In 2011, total U.S. bottled water consumption increased to 9.1 billion gallons, up from 8.75 billion gallons in 2010. While all other major beverage categories such as carbonated soft drinks, milk and fruit beverages continue to suffer declines in consumption, bottled water rates head in the opposite direction. Per-capita consumption is up 3.2% in 2011, with every person in America now drinking an average of 29.2 gallons of bottled water last year.
According to Gary Hemphill, managing director, information services at BMC, “All signs point to U.S. consumers’ already displayed thirst for bottled water continuing in the years ahead. Changes in per capita consumption indicate persistent interest in a product that consumers embrace as a healthful alternative to other beverages.”

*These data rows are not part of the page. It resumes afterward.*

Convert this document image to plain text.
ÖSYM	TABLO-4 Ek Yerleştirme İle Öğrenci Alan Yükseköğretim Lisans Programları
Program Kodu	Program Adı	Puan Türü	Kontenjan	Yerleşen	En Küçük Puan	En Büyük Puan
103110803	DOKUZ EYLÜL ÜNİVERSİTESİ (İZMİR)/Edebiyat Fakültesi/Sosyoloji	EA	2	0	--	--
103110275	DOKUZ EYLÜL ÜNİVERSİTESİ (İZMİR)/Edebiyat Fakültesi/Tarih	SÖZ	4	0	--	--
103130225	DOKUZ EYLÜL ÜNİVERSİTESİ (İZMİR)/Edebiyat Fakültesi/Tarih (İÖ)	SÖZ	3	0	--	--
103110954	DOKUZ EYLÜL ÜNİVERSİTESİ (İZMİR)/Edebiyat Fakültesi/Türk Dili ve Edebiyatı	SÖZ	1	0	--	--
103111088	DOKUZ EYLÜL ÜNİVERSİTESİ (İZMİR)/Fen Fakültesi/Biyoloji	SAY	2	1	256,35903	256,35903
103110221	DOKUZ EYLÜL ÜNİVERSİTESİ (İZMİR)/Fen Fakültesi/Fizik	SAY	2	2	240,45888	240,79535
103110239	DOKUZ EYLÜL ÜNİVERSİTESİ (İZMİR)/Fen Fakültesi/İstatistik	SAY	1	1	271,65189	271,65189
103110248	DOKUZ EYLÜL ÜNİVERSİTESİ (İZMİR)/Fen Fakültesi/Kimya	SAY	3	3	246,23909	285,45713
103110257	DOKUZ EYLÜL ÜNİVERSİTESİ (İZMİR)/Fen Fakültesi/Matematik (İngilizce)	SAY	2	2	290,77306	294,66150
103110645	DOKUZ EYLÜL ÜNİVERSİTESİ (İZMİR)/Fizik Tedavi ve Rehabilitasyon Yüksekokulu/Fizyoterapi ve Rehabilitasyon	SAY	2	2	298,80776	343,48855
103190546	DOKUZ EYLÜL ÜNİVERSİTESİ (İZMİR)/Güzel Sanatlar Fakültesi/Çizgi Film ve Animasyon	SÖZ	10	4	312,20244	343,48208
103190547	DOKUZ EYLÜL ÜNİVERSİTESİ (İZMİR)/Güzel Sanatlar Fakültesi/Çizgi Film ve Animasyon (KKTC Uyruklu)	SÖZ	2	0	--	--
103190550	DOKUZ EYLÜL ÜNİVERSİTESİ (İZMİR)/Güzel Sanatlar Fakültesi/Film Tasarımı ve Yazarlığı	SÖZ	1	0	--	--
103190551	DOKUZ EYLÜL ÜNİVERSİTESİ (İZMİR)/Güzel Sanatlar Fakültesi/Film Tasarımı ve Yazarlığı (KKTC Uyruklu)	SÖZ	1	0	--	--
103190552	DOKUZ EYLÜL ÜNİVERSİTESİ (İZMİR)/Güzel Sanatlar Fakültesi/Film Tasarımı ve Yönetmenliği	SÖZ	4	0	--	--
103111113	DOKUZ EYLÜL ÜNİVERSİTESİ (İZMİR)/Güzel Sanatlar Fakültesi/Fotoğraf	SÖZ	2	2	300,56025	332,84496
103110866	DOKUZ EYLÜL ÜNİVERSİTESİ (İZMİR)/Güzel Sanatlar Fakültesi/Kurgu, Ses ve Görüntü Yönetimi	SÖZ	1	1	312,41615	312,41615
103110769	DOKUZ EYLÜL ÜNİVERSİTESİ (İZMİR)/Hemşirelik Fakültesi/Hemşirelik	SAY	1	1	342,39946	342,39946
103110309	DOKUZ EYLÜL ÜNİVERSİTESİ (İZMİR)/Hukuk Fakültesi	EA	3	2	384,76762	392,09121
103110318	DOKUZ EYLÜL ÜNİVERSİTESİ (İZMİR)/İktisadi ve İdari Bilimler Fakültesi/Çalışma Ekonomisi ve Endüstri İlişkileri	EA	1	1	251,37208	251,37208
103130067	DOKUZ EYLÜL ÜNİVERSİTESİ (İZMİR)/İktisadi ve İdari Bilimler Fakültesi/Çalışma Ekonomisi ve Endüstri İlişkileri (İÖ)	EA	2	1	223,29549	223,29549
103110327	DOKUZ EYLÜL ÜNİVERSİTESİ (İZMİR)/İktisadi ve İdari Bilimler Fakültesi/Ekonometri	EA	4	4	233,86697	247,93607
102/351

“Indeed, bottled water added more gallons to its per-person consumption rate in 10 years than either ready-to-drink tea or sports beverages reached by the end of that period,” he added. “In fact, neither even reached 5 gallons per U.S. consumer by 2011. Bottled water proved itself to be not only a key component of the liquid refreshment beverage market; it also proved itself to be poised for future increases in per capita consumption.”
“People choose bottled water for a variety reasons,” said Chris Hogan, IBWA’s vice president of communications. “Many consumers are focusing on healthful choices for themselves and their families, and they know that crisp, refreshing bottled water has zero calories and is the healthiest option on the shelf. They also appreciate the reliable, consistent quality of bottled water.”